Priorités municipales à Québec - Trop festives?

Céline Dion et Paul McCartney : l’été 2013 à Québec pourrait bien avoir un air de déjà vu. Celui de 2008. Lorsqu’on réussit une fête, on cherche souvent à la reproduire. Mais le risque de ratage est grand.


Montréal a réussi l’Expo 1967 et, par la suite, a cru qu’il lui fallait miser tout son développement sur les « grands événements » internationaux : Olympiques, Floralies, etc. Avec le passif que l’on sait… Puis le Festival de Jazz s’est imposé comme modèle à imiter. Résultat : peu de villes dans le monde comptent autant d’événements festifs que la métropole québécoise. Est-ce toujours pour le mieux ?


Toute une élite s’est développée autour de cette industrie. Le mot « festivocratie » convient ici dans la mesure où les grands patrons des festivals deviennent souvent des sages que l’on consulte ; voire dont on espère la candidature aux plus hautes fonctions.

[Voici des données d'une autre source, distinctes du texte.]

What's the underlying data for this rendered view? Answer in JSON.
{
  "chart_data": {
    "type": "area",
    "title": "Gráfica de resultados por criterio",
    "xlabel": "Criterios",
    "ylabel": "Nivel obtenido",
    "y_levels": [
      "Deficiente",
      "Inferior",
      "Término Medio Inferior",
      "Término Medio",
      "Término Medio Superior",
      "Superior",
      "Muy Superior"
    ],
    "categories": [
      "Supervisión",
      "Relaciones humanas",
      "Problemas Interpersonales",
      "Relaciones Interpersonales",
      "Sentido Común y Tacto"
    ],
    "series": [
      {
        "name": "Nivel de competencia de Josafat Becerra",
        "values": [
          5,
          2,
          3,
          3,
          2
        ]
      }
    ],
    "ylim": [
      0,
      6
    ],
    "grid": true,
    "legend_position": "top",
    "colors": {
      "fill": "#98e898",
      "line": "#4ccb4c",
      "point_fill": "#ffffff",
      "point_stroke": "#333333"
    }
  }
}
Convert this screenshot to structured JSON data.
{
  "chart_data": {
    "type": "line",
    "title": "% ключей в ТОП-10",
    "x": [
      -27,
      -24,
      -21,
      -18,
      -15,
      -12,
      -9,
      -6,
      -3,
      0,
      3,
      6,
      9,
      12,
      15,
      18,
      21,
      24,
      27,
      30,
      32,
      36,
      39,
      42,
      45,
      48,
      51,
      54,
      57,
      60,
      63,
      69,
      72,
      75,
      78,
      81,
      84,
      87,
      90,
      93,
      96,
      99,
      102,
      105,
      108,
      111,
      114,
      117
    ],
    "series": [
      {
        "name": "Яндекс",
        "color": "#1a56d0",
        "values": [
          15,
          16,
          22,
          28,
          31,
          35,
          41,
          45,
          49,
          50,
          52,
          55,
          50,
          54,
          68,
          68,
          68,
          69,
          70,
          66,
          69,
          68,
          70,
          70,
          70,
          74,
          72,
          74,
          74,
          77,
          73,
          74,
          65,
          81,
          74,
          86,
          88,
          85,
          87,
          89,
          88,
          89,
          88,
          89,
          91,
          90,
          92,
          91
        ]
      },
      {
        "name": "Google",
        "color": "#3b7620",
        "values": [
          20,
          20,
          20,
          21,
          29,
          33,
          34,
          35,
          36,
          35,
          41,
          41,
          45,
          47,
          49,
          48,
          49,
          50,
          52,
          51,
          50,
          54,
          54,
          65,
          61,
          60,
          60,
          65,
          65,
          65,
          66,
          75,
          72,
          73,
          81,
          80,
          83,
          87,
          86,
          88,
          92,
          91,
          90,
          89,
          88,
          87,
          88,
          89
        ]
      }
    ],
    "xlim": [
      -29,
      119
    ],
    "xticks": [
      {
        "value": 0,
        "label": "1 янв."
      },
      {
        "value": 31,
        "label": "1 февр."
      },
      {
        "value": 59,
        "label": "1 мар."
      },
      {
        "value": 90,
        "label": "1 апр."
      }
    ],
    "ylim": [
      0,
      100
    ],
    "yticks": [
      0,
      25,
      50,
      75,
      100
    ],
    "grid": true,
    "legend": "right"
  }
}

Depuis 2008, Québec semble vouloir adopter le modèle festif. Le maire Labeaume - ancien président du Festival d’été - a souhaité que l’élan du 400e se perpétue ; pendant cinq ans, la Ville consacrerait alors des millions en subventions au Cirque du Soleil (pourtant multimilliardaire), et à Robert Lepage et son Moulin à images, projection historique géante sur silos à grains (dont le contenu historique lié à la ville vient malheureusement d’être abandonné).


Le « festivisme » à tous crins, subventionné, a assurément des qualités, dont celle d’animer des parties de la ville. Marchands, restaurateurs et résidants des périphéries adorent. Ceux-ci, toutefois, finissent par imposer leurs priorités, notamment grâce aux études (souvent délirantes) de retombées économiques mirobolantes ; mais aussi grâce à la grande proximité des festivocrates avec le pouvoir.


Or, ce sont des priorités de « cigale ». Comme dans la fable de La Fontaine ! Et l’on en vient à se demander : l’accent mis sur le festif, à Montréal, a-t-il contribué à détourner l’attention de problèmes bien réels - de « fourmis » -, ceux des infrastructures, par exemple ? Des dimensions plus structurantes ont-elles été négligées : patrimoine, universités, recherche, industries de pointe, tourisme de congrès ?


À Québec, la logique de cigale a fait croire qu’il suffisait d’augmenter le nombre d’« événements » en ville et que tout irait pour le mieux. Or, de 2006 à 2011, la population du Vieux-Québec a diminué de 9,3 %. À 4786 habitants, c’est un creux jamais atteint depuis 60 ans. Des institutions d’enseignement l’ont quitté. Le projet de réfection de l’Hôtel-Dieu, hôpital fondé en 1639, vient d’être abandonné. Et les hôteliers de Québec se plaignaient ainsi en février : « La perception est peut-être que les hôtels fonctionnent à plein régime à Québec, mais c’est loin d’être le cas. » Il y a de quoi remettre en question, on en conviendra, nos priorités de cigale.